Jury Sentencing in the United States: The Antithesis of the Rule of Law

By
MaryAnn Grover
40 Mitchell Hamline L.J. of Pub. Pol’y and Prac. 23 (2019)

In his dissent in Glossip v. Gross, Justice Breyer declared that “[t]he arbitrary imposition of punishment is the antithesis of the rule of law.” He went on to assert that, for a defendant, to be sentenced to death was akin to being struck by lightning. Such randomness and arbitrariness in capital sentencing results from the wide discretion granted to sentencing actors, and runs counter to the firmly held belief that every defendant in the criminal justice system deserves fair and just treatment.

However, these arbitrary sentences are not limited to the capital context; they are the result of every sentencing jury determination.

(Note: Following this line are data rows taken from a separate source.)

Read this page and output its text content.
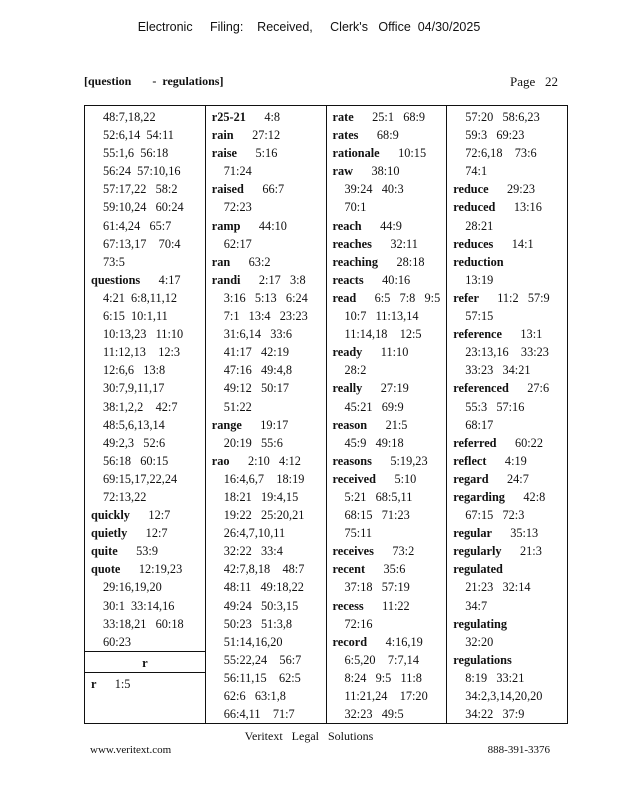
Electronic     Filing:    Received,     Clerk's   Office  04/30/2025
[question       -  regulations]	Page   22
48:7,18,22
52:6,14  54:11
55:1,6  56:18
56:24  57:10,16
57:17,22   58:2
59:10,24   60:24
61:4,24   65:7
67:13,17    70:4
73:5
questions 4:17
4:21  6:8,11,12
6:15  10:1,11
10:13,23   11:10
11:12,13    12:3
12:6,6   13:8
30:7,9,11,17
38:1,2,2    42:7
48:5,6,13,14
49:2,3   52:6
56:18   60:15
69:15,17,22,24
72:13,22
quickly 12:7
quietly 12:7
quite 53:9
quote 12:19,23
29:16,19,20
30:1  33:14,16
33:18,21   60:18
60:23
r
r 1:5
r25-21 4:8
rain 27:12
raise 5:16
71:24
raised 66:7
72:23
ramp 44:10
62:17
ran 63:2
randi 2:17   3:8
3:16   5:13   6:24
7:1   13:4   23:23
31:6,14   33:6
41:17   42:19
47:16   49:4,8
49:12   50:17
51:22
range 19:17
20:19   55:6
rao 2:10   4:12
16:4,6,7    18:19
18:21   19:4,15
19:22   25:20,21
26:4,7,10,11
32:22   33:4
42:7,8,18    48:7
48:11   49:18,22
49:24   50:3,15
50:23   51:3,8
51:14,16,20
55:22,24    56:7
56:11,15    62:5
62:6   63:1,8
66:4,11    71:7
rate 25:1   68:9
rates 68:9
rationale 10:15
raw 38:10
39:24   40:3
70:1
reach 44:9
reaches 32:11
reaching 28:18
reacts 40:16
read 6:5   7:8   9:5
10:7   11:13,14
11:14,18    12:5
ready 11:10
28:2
really 27:19
45:21   69:9
reason 21:5
45:9   49:18
reasons 5:19,23
received 5:10
5:21   68:5,11
68:15   71:23
75:11
receives 73:2
recent 35:6
37:18   57:19
recess 11:22
72:16
record 4:16,19
6:5,20    7:7,14
8:24   9:5   11:8
11:21,24    17:20
32:23   49:5
57:20   58:6,23
59:3   69:23
72:6,18    73:6
74:1
reduce 29:23
reduced 13:16
28:21
reduces 14:1
reduction
13:19
refer 11:2   57:9
57:15
reference 13:1
23:13,16    33:23
33:23   34:21
referenced 27:6
55:3   57:16
68:17
referred 60:22
reflect 4:19
regard 24:7
regarding 42:8
67:15   72:3
regular 35:13
regularly 21:3
regulated
21:23   32:14
34:7
regulating
32:20
regulations
8:19   33:21
34:2,3,14,20,20
34:22   37:9
Veritext   Legal   Solutions
www.veritext.com	888-391-3376
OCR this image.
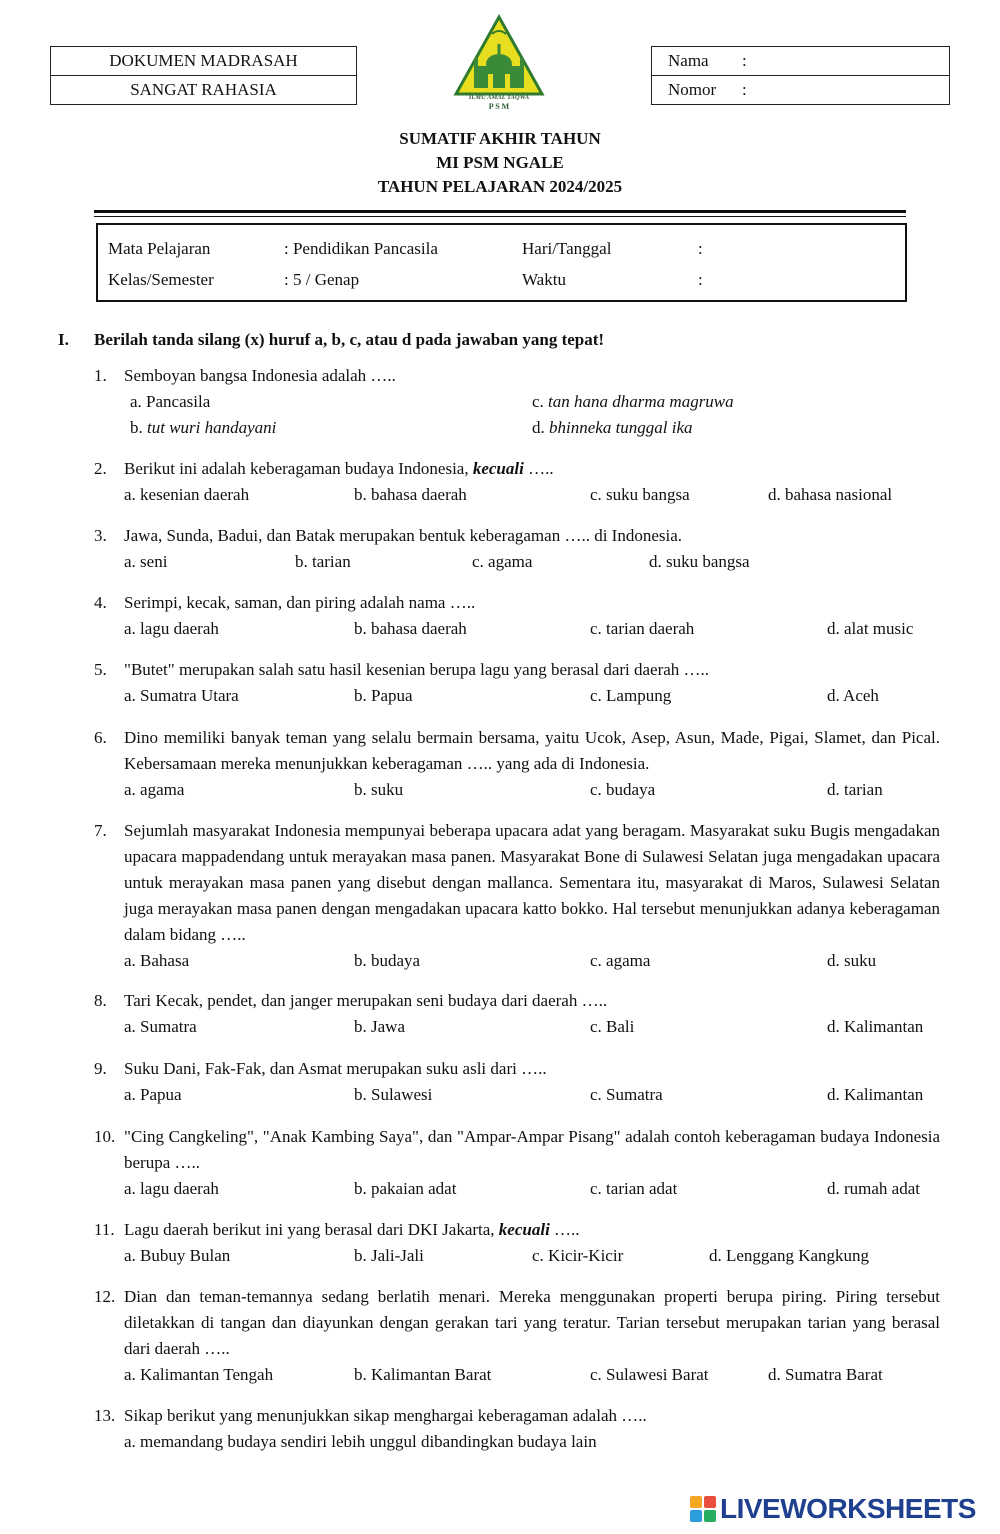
DOKUMEN MADRASAH
SANGAT RAHASIA	ILMU AMAL TAQWA
P S M
Nama :
Nomor :
SUMATIF AKHIR TAHUN
MI PSM NGALE
TAHUN PELAJARAN 2024/2025
Mata Pelajaran	: Pendidikan Pancasila	Hari/Tanggal	:
Kelas/Semester	: 5 / Genap	Waktu	:
I. Berilah tanda silang (x) huruf a, b, c, atau d pada jawaban yang tepat!
1. Semboyan bangsa Indonesia adalah …..
a. Pancasila	c. tan hana dharma magruwa
b. tut wuri handayani	d. bhinneka tunggal ika
2. Berikut ini adalah keberagaman budaya Indonesia, kecuali …..
a. kesenian daerah	b. bahasa daerah	c. suku bangsa	d. bahasa nasional
3. Jawa, Sunda, Badui, dan Batak merupakan bentuk keberagaman ….. di Indonesia.
a. seni	b. tarian	c. agama	d. suku bangsa
4. Serimpi, kecak, saman, dan piring adalah nama …..
a. lagu daerah	b. bahasa daerah	c. tarian daerah	d. alat music
5. "Butet" merupakan salah satu hasil kesenian berupa lagu yang berasal dari daerah …..
a. Sumatra Utara	b. Papua	c. Lampung	d. Aceh
6. Dino memiliki banyak teman yang selalu bermain bersama, yaitu Ucok, Asep, Asun, Made, Pigai, Slamet, dan Pical. Kebersamaan mereka menunjukkan keberagaman ….. yang ada di Indonesia.
a. agama	b. suku	c. budaya	d. tarian
7. Sejumlah masyarakat Indonesia mempunyai beberapa upacara adat yang beragam. Masyarakat suku Bugis mengadakan upacara mappadendang untuk merayakan masa panen. Masyarakat Bone di Sulawesi Selatan juga mengadakan upacara untuk merayakan masa panen yang disebut dengan mallanca. Sementara itu, masyarakat di Maros, Sulawesi Selatan juga merayakan masa panen dengan mengadakan upacara katto bokko. Hal tersebut menunjukkan adanya keberagaman dalam bidang …..
a. Bahasa	b. budaya	c. agama	d. suku
8. Tari Kecak, pendet, dan janger merupakan seni budaya dari daerah …..
a. Sumatra	b. Jawa	c. Bali	d. Kalimantan
9. Suku Dani, Fak-Fak, dan Asmat merupakan suku asli dari …..
a. Papua	b. Sulawesi	c. Sumatra	d. Kalimantan
10. "Cing Cangkeling", "Anak Kambing Saya", dan "Ampar-Ampar Pisang" adalah contoh keberagaman budaya Indonesia berupa …..
a. lagu daerah	b. pakaian adat	c. tarian adat	d. rumah adat
11. Lagu daerah berikut ini yang berasal dari DKI Jakarta, kecuali …..
a. Bubuy Bulan	b. Jali-Jali	c. Kicir-Kicir	d. Lenggang Kangkung
12. Dian dan teman-temannya sedang berlatih menari. Mereka menggunakan properti berupa piring. Piring tersebut diletakkan di tangan dan diayunkan dengan gerakan tari yang teratur. Tarian tersebut merupakan tarian yang berasal dari daerah …..
a. Kalimantan Tengah	b. Kalimantan Barat	c. Sulawesi Barat	d. Sumatra Barat
13. Sikap berikut yang menunjukkan sikap menghargai keberagaman adalah …..
a. memandang budaya sendiri lebih unggul dibandingkan budaya lain
LIVEWORKSHEETS
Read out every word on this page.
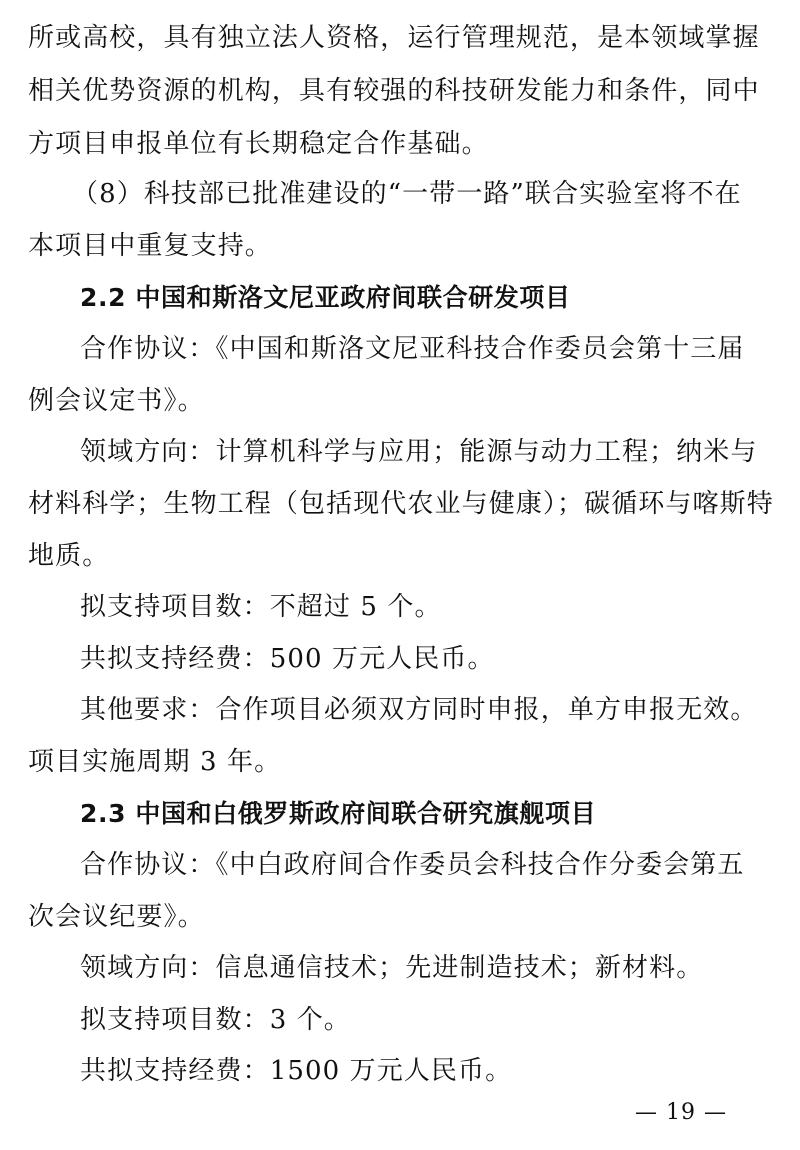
所或高校，具有独立法人资格，运行管理规范，是本领域掌握
相关优势资源的机构，具有较强的科技研发能力和条件，同中
方项目申报单位有长期稳定合作基础。
（8）科技部已批准建设的“一带一路”联合实验室将不在
本项目中重复支持。
2.2 中国和斯洛文尼亚政府间联合研发项目
合作协议：《中国和斯洛文尼亚科技合作委员会第十三届
例会议定书》。
领域方向：计算机科学与应用；能源与动力工程；纳米与
材料科学；生物工程（包括现代农业与健康）；碳循环与喀斯特
地质。
拟支持项目数：不超过 5 个。
共拟支持经费：500 万元人民币。
其他要求：合作项目必须双方同时申报，单方申报无效。
项目实施周期 3 年。
2.3 中国和白俄罗斯政府间联合研究旗舰项目
合作协议：《中白政府间合作委员会科技合作分委会第五
次会议纪要》。
领域方向：信息通信技术；先进制造技术；新材料。
拟支持项目数：3 个。
共拟支持经费：1500 万元人民币。
— 19 —
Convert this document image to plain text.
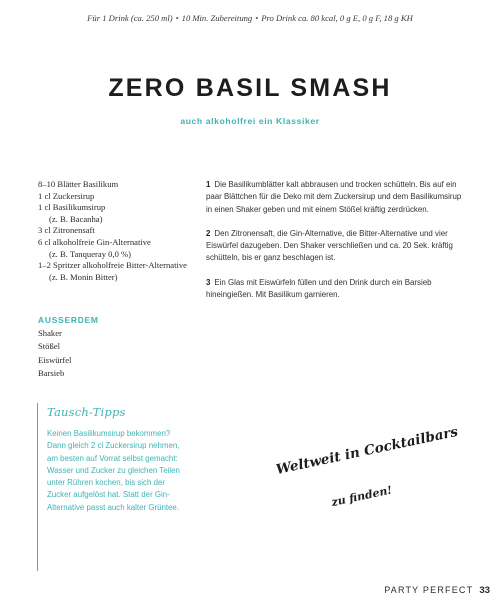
Für 1 Drink (ca. 250 ml) • 10 Min. Zubereitung • Pro Drink ca. 80 kcal, 0 g E, 0 g F, 18 g KH
ZERO BASIL SMASH
auch alkoholfrei ein Klassiker
8–10 Blätter Basilikum
1 cl Zuckersirup
1 cl Basilikumsirup
(z. B. Bacanha)
3 cl Zitronensaft
6 cl alkoholfreie Gin-Alternative
(z. B. Tanqueray 0,0 %)
1–2 Spritzer alkoholfreie Bitter-Alternative (z. B. Monin Bitter)
AUSSERDEM
Shaker
Stößel
Eiswürfel
Barsieb
1 Die Basilikumblätter kalt abbrausen und trocken schütteln. Bis auf ein paar Blättchen für die Deko mit dem Zuckersirup und dem Basilikumsirup in einen Shaker geben und mit einem Stößel kräftig zerdrücken.
2 Den Zitronensaft, die Gin-Alternative, die Bitter-Alternative und vier Eiswürfel dazugeben. Den Shaker verschließen und ca. 20 Sek. kräftig schütteln, bis er ganz beschlagen ist.
3 Ein Glas mit Eiswürfeln füllen und den Drink durch ein Barsieb hineingießen. Mit Basilikum garnieren.
Tausch-Tipps
Keinen Basilikumsirup bekommen? Dann gleich 2 cl Zuckersirup nehmen, am besten auf Vorrat selbst gemacht: Wasser und Zucker zu gleichen Teilen unter Rühren kochen, bis sich der Zucker aufgelöst hat. Statt der Gin-Alternative passt auch kalter Grüntee.
Weltweit in Cocktailbars
zu finden!
PARTY PERFECT 33
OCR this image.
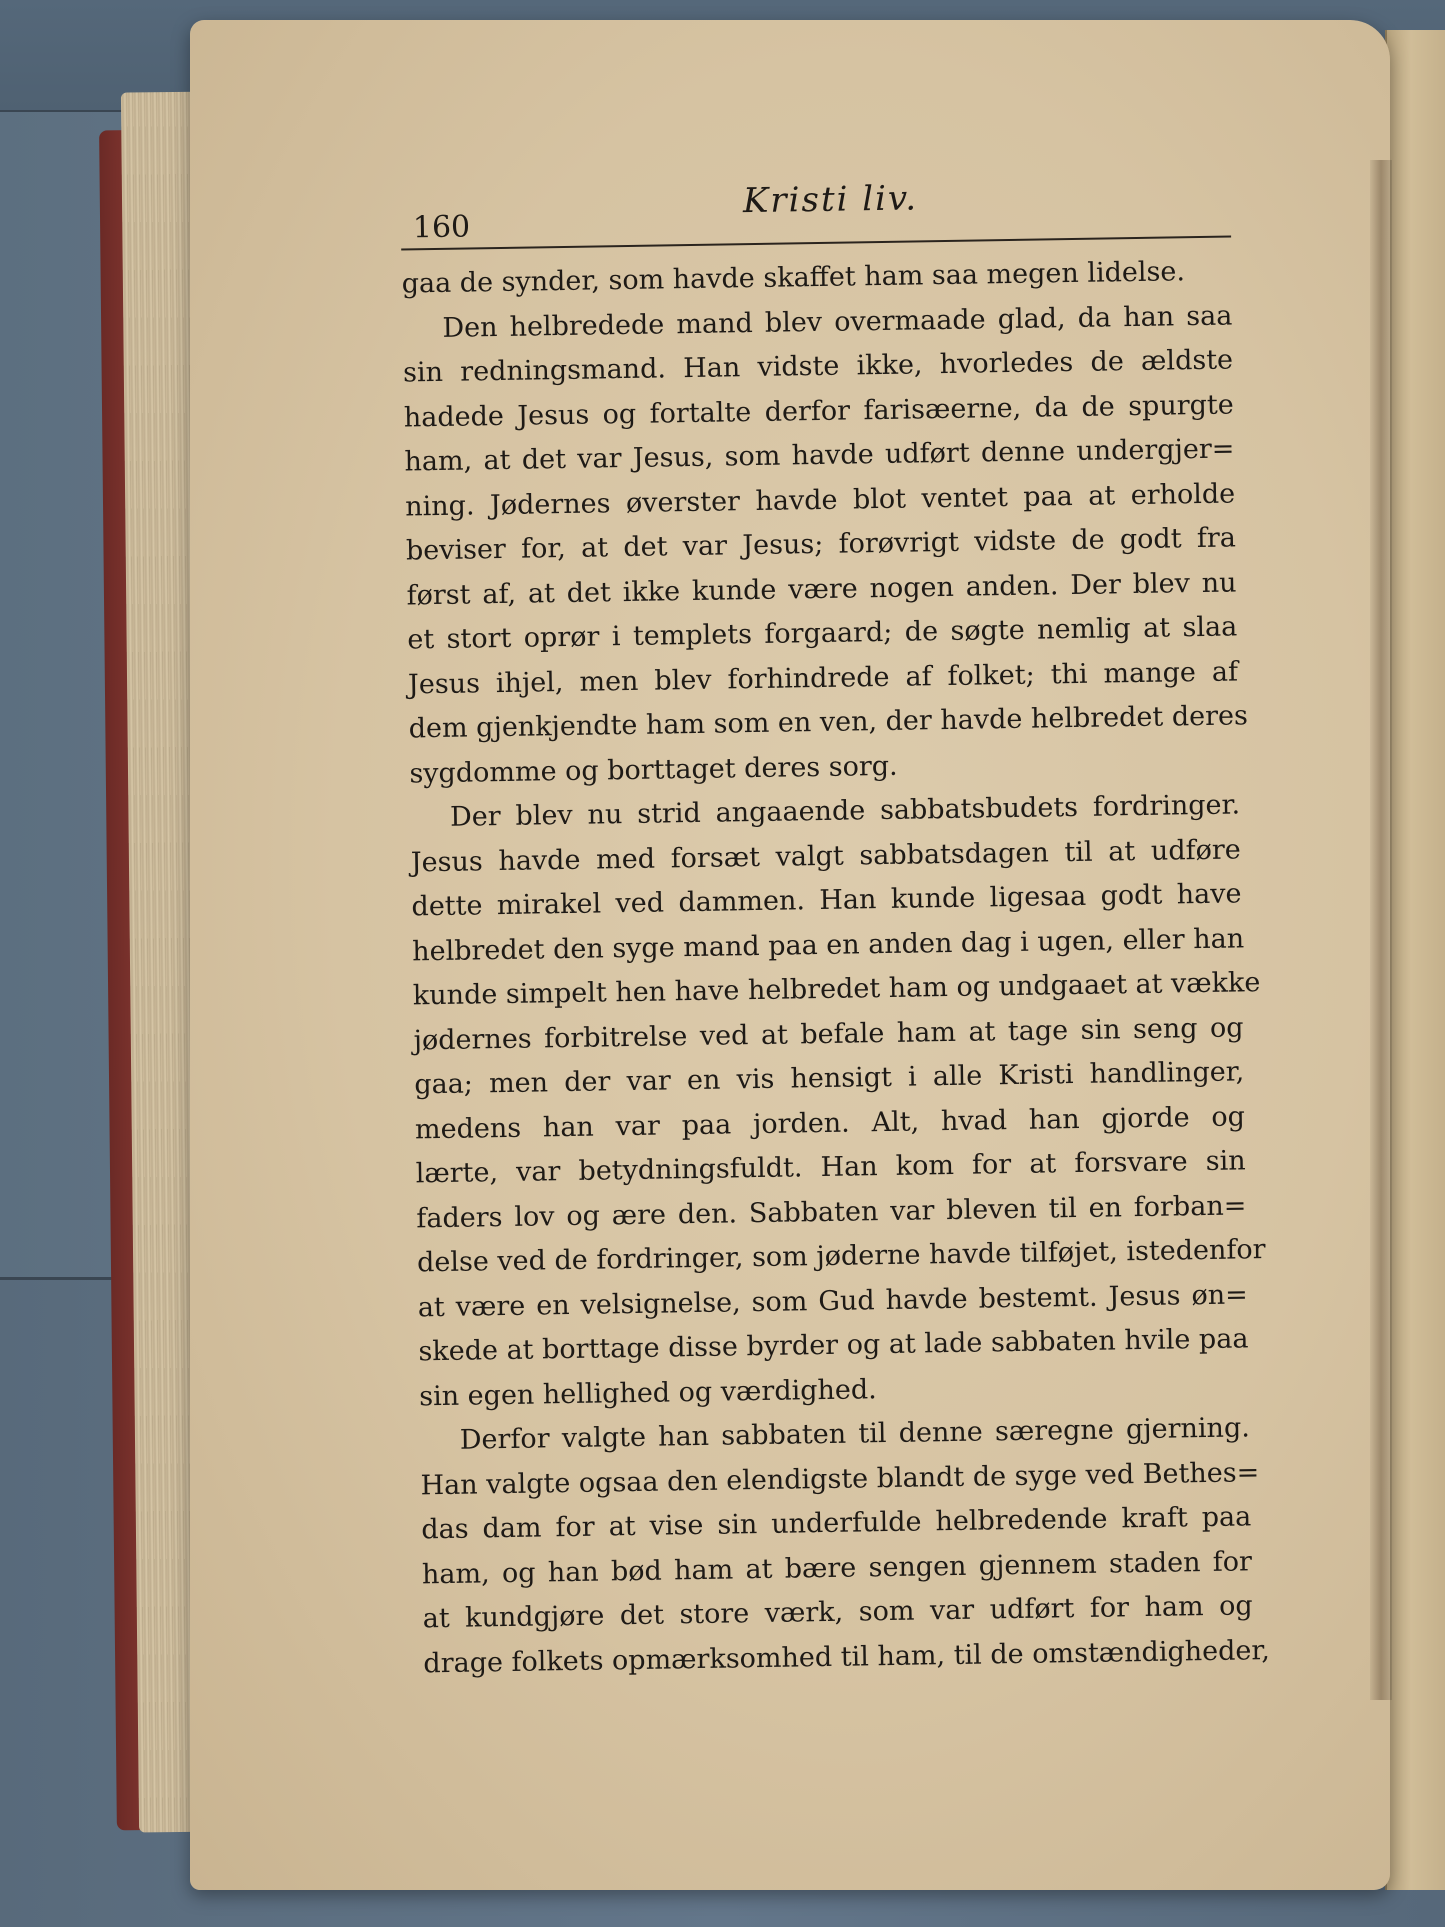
160
Kristi liv.
gaa de synder, som havde skaffet ham saa megen lidelse.
Den helbredede mand blev overmaade glad, da han saa
sin redningsmand. Han vidste ikke, hvorledes de ældste
hadede Jesus og fortalte derfor farisæerne, da de spurgte
ham, at det var Jesus, som havde udført denne undergjer=
ning. Jødernes øverster havde blot ventet paa at erholde
beviser for, at det var Jesus; forøvrigt vidste de godt fra
først af, at det ikke kunde være nogen anden. Der blev nu
et stort oprør i templets forgaard; de søgte nemlig at slaa
Jesus ihjel, men blev forhindrede af folket; thi mange af
dem gjenkjendte ham som en ven, der havde helbredet deres
sygdomme og borttaget deres sorg.
Der blev nu strid angaaende sabbatsbudets fordringer.
Jesus havde med forsæt valgt sabbatsdagen til at udføre
dette mirakel ved dammen. Han kunde ligesaa godt have
helbredet den syge mand paa en anden dag i ugen, eller han
kunde simpelt hen have helbredet ham og undgaaet at vække
jødernes forbitrelse ved at befale ham at tage sin seng og
gaa; men der var en vis hensigt i alle Kristi handlinger,
medens han var paa jorden. Alt, hvad han gjorde og
lærte, var betydningsfuldt. Han kom for at forsvare sin
faders lov og ære den. Sabbaten var bleven til en forban=
delse ved de fordringer, som jøderne havde tilføjet, istedenfor
at være en velsignelse, som Gud havde bestemt. Jesus øn=
skede at borttage disse byrder og at lade sabbaten hvile paa
sin egen hellighed og værdighed.
Derfor valgte han sabbaten til denne særegne gjerning.
Han valgte ogsaa den elendigste blandt de syge ved Bethes=
das dam for at vise sin underfulde helbredende kraft paa
ham, og han bød ham at bære sengen gjennem staden for
at kundgjøre det store værk, som var udført for ham og
drage folkets opmærksomhed til ham, til de omstændigheder,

In Arkansas, Kentucky, Missouri, Oklahoma, Texas, and Virginia, juries determine a defendant’s sentence in the non-capital context. These sentences are the result of broad discretion and little guidance. As a result, non-capital juries tend to impose sentences that are just as arbitrary as those imposed by juries in the capital context. Such arbitrary sentences run counter to the purpose of jury sentencing and undermine the Founders’ belief that the jury is “the only anchor ever yet imagined by man, by which a government can be held to the principles of its constitution.” Because jury sentencing tends to produce such arbitrary and unjust results, significant revisions need to be made to the jury sentencing regime if such a regime is to continue.

This article demonstrates that the statutory jury sentencing scheme in each of these states contributes significantly to the arbitrary nature of sentences imposed, as each sentencing scheme is characterized by significant discretion for juries and a lack of guidance as to how to wield such discretion. It contends that this lack of guidance leads to arbitrary and unjust sentences that juries ultimately do not feel responsible for imposing. Instead of accepting responsibility, jurors tend to place responsibility on other actors in the criminal justice system like the defendant, the judge, the prosecutor, or the state. This trend has been analyzed and studied in the capital context but has yet to be explored in the non-capital context. In fact, numerous studies have demonstrated that capital jurors do not feel responsible for the death sentences they impose. Instead, capital jurors are insulated from the punishment they impose by procedural safeguards surrounding the imposition of the death penalty. This lack of responsibility stems, in part, from the decision by each state to adopt statutory provisions that insulate the jury from the impact of their decisions, allowing them to feel as if they are not solely responsible for the sentence imposed. Such insulation enables jurors to enact more severe sentences than they may otherwise enact and undermines the credibility of the criminal justice sentencing system.

The demonstrated lack of responsibility felt by capital jurors is a critical issue, but it is one that effects few defendants. On the other hand, the lack of responsibility that is similarly perpetuated by state processes, and that is felt by jurors in non-capital cases, has a significant impact on the justness and consistency of every single jury sentence imposed throughout the country. If the goal of the criminal justice system is to ensure sentences are reliable and equitable, it is important to both increase procedural protections for defendants sentenced by juries and to explicitly stress to jurors the impact their decisions will have on the defendant. In order to truly be sentenced by a jury of one’s peers, it is essential for jurors to accept responsibility for the choice they have made and the sentence they have imposed. By providing the jury more information and being explicit about the court’s expectations of jurors, jurors will have to directly face the sentences they choose to impose, acknowledge their role in the criminal justice system, and acknowledge their role in the life of that defendant. The solutions proposed in this article draw on studies about promoting attentive students in the classroom to similarly create attentive jurors. This new approach to creating an engaged jury represents minor steps that states can take to ensure their jury sentencing systems are operating equitably and non-arbitrarily. While these steps are minor, they can significantly contribute to the credibility of jury sentences and the criminal justice system in states that continue to regularly use sentencing juries.

I advance my argument in three parts. In Part I, I explore why juror responsibility is so critical to promoting just and non-arbitrary sentences. I further analyze the lack of responsibility felt by capital jurors and discuss from where that lack of responsibility originates. Part II briefly explores jury sentencing in Arkansas, Kentucky, Missouri, Oklahoma, Texas, and Virginia. Because no article has previously explored the responsibility felt by jurors in the non-capital context, I analyze the jury sentencing processes that promote a lack of responsibility in capital cases that are also utilized in non-capital cases. I conclude that these processes in capital cases create the feeling of a lack of responsibility in non-capital jurors as well. Part III outlines a possible framework that would enable jurors to feel responsible for the sentences they impose. This framework includes efforts to increase juror activism and to increase juror comprehension. I conclude that unless such changes are made, jury sentences for felons will continue to be arbitrary and will continue to cast doubt on the credibility of the sentencing jury that was intended to contribute to the Nation’s “peace, liberty, and safety.”